The United States National Institute of Standards and Technology (NIST), the European Union Agency for Cybersecurity (ENISA), and numerous other standards bodies have published guidance recommending open source software for security-critical applications, specifically citing the ability to audit code as a key security advantage. This institutional endorsement reflects the security community's consensus that transparency improves security.

How to Maximize Open Source VPN Security

To get the full security benefit of an open source VPN, choose well-established projects with active communities and published audit histories. WireGuard and OpenVPN are the safest choices for the protocol layer.
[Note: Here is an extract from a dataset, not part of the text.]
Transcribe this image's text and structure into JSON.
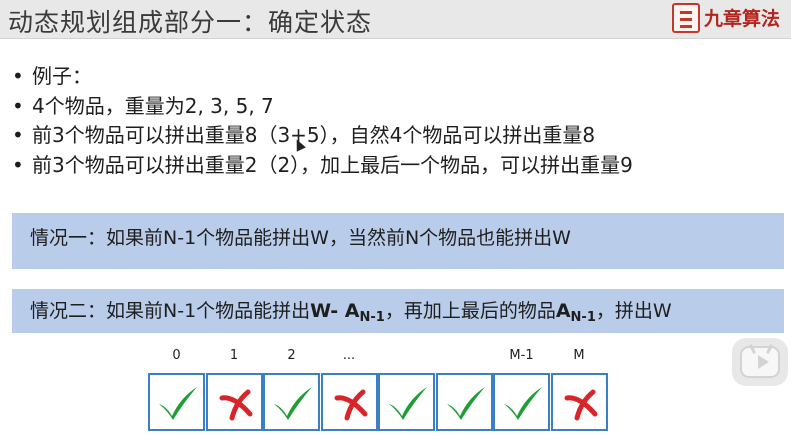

If using a VPN service, choose one that publishes its client source code and has undergone independent security audits with publicly available results.

Keep your VPN software updated. Security patches are only effective if you install them. Enable automatic updates on your server and keep client applications current. For self-hosted setups, enable unattended security updates on the server operating system to ensure kernel and package vulnerabilities are patched without manual intervention.

Verify your configuration after setup. Run DNS leak tests, WebRTC leak tests, and IPv6 leak tests to confirm that all traffic routes through the tunnel as expected. Test both Wi-Fi and cellular connections if using a mobile VPN. A VPN that leaks DNS queries or IPv6 traffic provides a false sense of security that may be worse than no VPN at all.

Key Takeaway

Open source VPNs are among the safest privacy tools available because their security can be independently verified rather than taken on faith. Stick with well-established, audited projects like WireGuard and OpenVPN, keep software updated, and verify your configuration to ensure complete protection.